Cast: Ross McCall, Holly Wilson-Guy, Matt Austin, Tom Hosker.

After wowing critics and audiences alike in September with her one-woman spectacular Wolf Red, Elinor Randle has turned her hand once more back to directing and in the biting satirical play Cold Call; she again strikes the perfect balance between brilliant absurd humour and worrying 21st century behaviour.

Cold Call is set in the unrelenting world of a call centre, where the world of direct marketing has taken hold of those who frequent the office and man the phones. This small area of forgotten Hell is presented as a power struggle, between those designated to sell almost anything from tours of Albert Square to the latest line in gardening implements designed to make life easier and those on the other side of the line, the ones who get disturbed at eight in the evening with seeming inane chatter.

For anyone who has worked in one of these soulless places, the recognition of the day to day monotony disguising itself as one up man-ship as one person gets a sale and for the briefest of whiles is allowed to become an even bigger tormentor of those around him will be nothing short of instant and horrifying. To see the delight on one of the faces and subjecting his co-workers to doing the victory dance was both well written, shocking and realistically absurd.

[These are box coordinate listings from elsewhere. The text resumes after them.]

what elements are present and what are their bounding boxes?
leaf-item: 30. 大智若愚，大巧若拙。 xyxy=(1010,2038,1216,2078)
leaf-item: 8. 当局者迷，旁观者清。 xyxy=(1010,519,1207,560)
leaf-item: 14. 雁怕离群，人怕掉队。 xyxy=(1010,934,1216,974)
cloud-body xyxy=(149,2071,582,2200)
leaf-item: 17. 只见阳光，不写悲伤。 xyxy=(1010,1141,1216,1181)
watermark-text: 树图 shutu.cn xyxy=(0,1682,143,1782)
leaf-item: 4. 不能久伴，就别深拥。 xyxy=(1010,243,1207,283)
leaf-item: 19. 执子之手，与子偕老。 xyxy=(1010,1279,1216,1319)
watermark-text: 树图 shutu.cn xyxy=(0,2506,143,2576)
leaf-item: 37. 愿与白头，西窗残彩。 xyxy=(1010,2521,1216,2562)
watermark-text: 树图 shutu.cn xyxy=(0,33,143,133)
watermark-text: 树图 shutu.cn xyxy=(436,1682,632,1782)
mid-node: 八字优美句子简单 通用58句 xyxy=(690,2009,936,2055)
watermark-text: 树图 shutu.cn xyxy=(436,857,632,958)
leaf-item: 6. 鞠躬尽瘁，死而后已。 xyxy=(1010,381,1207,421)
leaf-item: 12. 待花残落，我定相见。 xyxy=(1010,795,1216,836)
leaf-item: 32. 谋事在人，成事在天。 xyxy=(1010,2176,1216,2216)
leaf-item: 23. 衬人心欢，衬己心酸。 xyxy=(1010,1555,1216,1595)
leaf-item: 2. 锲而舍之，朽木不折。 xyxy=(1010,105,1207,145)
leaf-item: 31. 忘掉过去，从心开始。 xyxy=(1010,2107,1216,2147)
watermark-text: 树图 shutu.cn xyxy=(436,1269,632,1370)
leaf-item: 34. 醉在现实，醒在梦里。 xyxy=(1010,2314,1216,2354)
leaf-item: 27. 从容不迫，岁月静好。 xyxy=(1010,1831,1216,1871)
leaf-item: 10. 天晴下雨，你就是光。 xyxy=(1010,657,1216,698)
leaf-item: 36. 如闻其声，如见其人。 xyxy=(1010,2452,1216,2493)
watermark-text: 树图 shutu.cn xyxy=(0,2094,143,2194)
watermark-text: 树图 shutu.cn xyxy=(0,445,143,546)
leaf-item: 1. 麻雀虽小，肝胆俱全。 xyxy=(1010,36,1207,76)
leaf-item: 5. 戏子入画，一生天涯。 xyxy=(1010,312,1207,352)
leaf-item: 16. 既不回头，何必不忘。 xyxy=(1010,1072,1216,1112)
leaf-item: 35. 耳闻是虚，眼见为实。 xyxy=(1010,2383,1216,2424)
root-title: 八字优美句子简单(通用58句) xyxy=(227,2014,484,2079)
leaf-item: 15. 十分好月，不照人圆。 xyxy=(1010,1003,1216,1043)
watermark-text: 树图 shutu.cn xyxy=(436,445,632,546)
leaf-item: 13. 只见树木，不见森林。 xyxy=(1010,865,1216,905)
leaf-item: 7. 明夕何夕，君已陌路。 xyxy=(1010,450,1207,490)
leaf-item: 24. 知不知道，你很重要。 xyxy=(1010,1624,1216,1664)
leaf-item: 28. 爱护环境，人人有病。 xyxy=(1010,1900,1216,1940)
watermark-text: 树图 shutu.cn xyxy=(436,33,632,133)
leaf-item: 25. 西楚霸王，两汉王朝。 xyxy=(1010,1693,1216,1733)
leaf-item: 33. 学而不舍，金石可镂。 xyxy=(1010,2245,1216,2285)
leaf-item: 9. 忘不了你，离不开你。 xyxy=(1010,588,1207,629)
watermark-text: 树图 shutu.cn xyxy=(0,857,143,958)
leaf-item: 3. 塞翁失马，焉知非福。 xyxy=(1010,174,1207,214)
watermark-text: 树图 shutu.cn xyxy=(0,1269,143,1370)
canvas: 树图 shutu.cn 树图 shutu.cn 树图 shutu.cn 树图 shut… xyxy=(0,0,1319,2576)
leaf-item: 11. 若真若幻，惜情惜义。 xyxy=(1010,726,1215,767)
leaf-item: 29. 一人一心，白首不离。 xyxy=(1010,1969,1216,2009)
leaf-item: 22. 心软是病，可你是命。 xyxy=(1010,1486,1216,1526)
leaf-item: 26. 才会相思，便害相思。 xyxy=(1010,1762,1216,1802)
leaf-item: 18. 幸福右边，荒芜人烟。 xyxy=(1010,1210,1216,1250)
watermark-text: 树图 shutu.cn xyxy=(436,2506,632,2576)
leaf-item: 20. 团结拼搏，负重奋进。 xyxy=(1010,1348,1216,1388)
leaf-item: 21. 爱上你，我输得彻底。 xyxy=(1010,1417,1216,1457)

The four actors portrayed the office insanity to the point of riveting and the analogy of farm yard stock and battery chickens was so close to the bone that at one point it was possible to see the delight in the excellent Holly Wilson-Guy’s as she exacted humiliation on her fellow co-workers in a team building exercise.

The sorrow in witnessing one person’s willingness to not conform to the eventuality was palpable and telling and in amongst the madness that steadily grew and magnified made for disturbing entertainment. Elinor Randle certainly knows how to put her stamp on theatre and Cold Call is a compelling statement of 21st century consumerism and the effects it has on the mind.